She tried to imagine
the poor Queen and her attendant and her favourite Rizzio,
sitting there at supper, and how that door, that very door,
had opened, and Ruthven's ghastly figure, pale, and weak from
illness, presented itself, and then others; the alarm of the
moment; how Rizzio knew they were come for him, and fled to
the Queen for protection; how she was withheld from giving it,
and the unhappy man pulled away from her, and stabbed with a
great many wounds, before her face; and there, there! no
doubt, his blood fell!
"You are tired; this doesn't please you much," said Mr.
Lindsay, noticing her grave look.
"Oh, it pleases me _very_ much?" said Ellen, starting up; "I do
not wonder she swore vengeance."
"Who?" said Mr. Lindsay, laughing.
"Queen Mary, Sir."
"Were you thinking about her all this while? I am glad of it.

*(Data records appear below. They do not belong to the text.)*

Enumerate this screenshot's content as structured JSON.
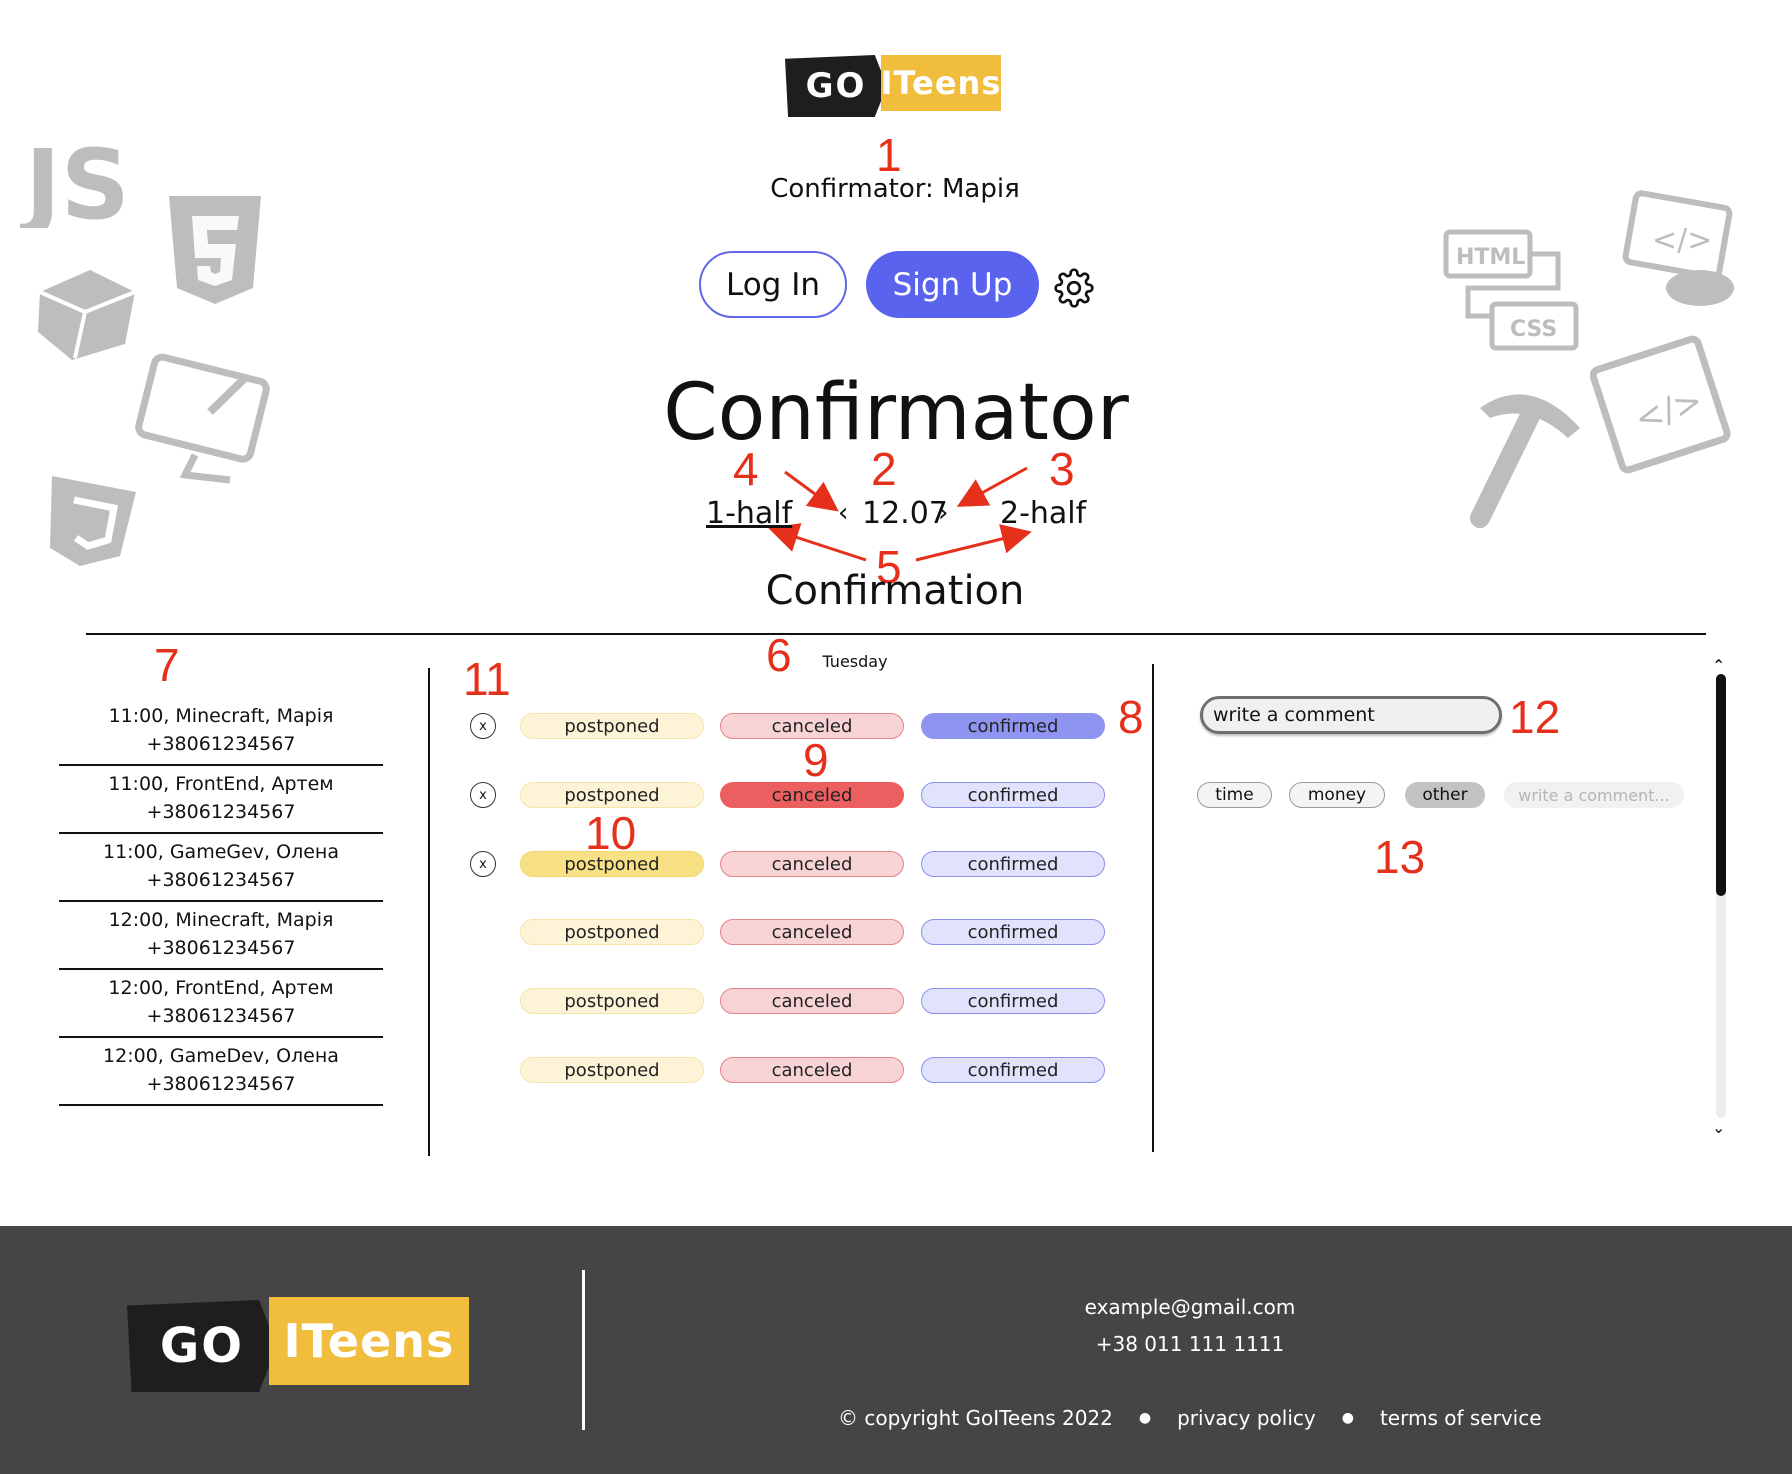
{
  "logo": {
    "go": "GO",
    "iteens": "ITeens"
  },
  "header": {
    "subtitle": "Confirmator: Марія",
    "login_label": "Log In",
    "signup_label": "Sign Up",
    "settings_icon": "gear-icon"
  },
  "title": "Confirmator",
  "date_nav": {
    "first_half": "1-half",
    "prev": "‹",
    "date": "12.07",
    "next": "›",
    "second_half": "2-half"
  },
  "section_title": "Confirmation",
  "day": "Tuesday",
  "annotations": [
    "1",
    "2",
    "3",
    "4",
    "5",
    "6",
    "7",
    "8",
    "9",
    "10",
    "11",
    "12",
    "13"
  ],
  "lessons": [
    {
      "line1": "11:00, Minecraft, Марія",
      "line2": "+38061234567"
    },
    {
      "line1": "11:00, FrontEnd, Артем",
      "line2": "+38061234567"
    },
    {
      "line1": "11:00, GameGev, Олена",
      "line2": "+38061234567"
    },
    {
      "line1": "12:00, Minecraft, Марія",
      "line2": "+38061234567"
    },
    {
      "line1": "12:00, FrontEnd, Артем",
      "line2": "+38061234567"
    },
    {
      "line1": "12:00, GameDev, Олена",
      "line2": "+38061234567"
    }
  ],
  "status_labels": {
    "postponed": "postponed",
    "canceled": "canceled",
    "confirmed": "confirmed",
    "clear": "x"
  },
  "status_rows": [
    {
      "selected": "confirmed",
      "has_clear": true
    },
    {
      "selected": "canceled",
      "has_clear": true
    },
    {
      "selected": "postponed",
      "has_clear": true
    },
    {
      "selected": "none",
      "has_clear": false
    },
    {
      "selected": "none",
      "has_clear": false
    },
    {
      "selected": "none",
      "has_clear": false
    }
  ],
  "comment": {
    "input_value": "write a comment",
    "tags": [
      "time",
      "money",
      "other"
    ],
    "tag_input_placeholder": "write a comment..."
  },
  "footer": {
    "email": "example@gmail.com",
    "phone": "+38 011 111 1111",
    "copyright": "© copyright GoITeens 2022",
    "privacy": "privacy policy",
    "terms": "terms of service"
  },
  "colors": {
    "accent": "#5a63ee",
    "postponed": "#f8e085",
    "canceled": "#ec5f60",
    "confirmed": "#8e94f0",
    "annotation": "#e5301c",
    "footer_bg": "#454545",
    "logo_yellow": "#f1bd3c"
  }
}
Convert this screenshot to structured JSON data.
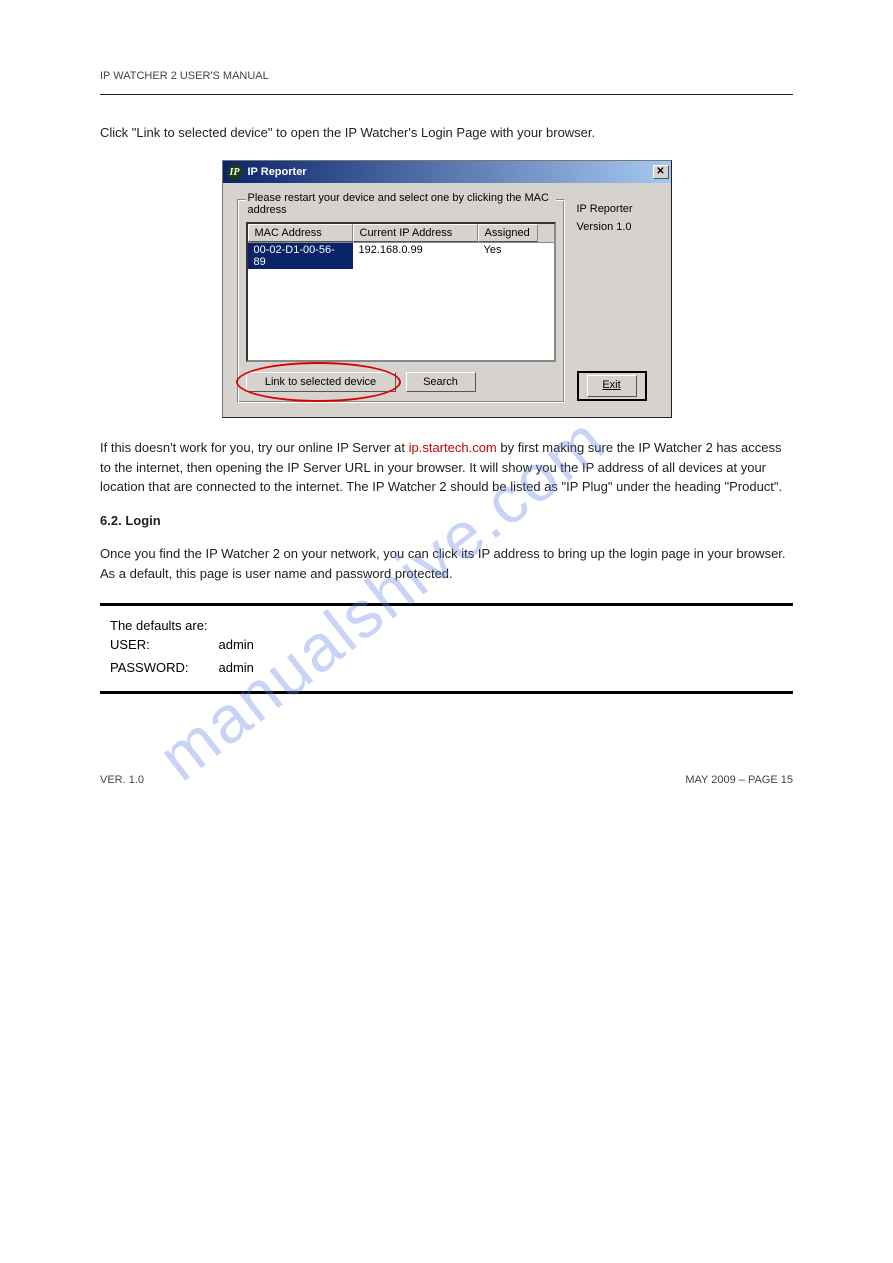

I spoke to you once without getting a word. I was afraid this
was not amusing enough to detain your thoughts."
"Oh yes, it is," said Ellen; "I have been trying to think
about all that. I like to look at old things very much."
"Perhaps you would like to see the regalia."
"The what, Sir?"
"The royal things, the old diadem and sceptre, &c. of the
Scottish kings. Well, come," said he, as he read the answer in
Ellen's face, "we will go; but first let us see the old
chapel."
With this Ellen was wonderfully pleased.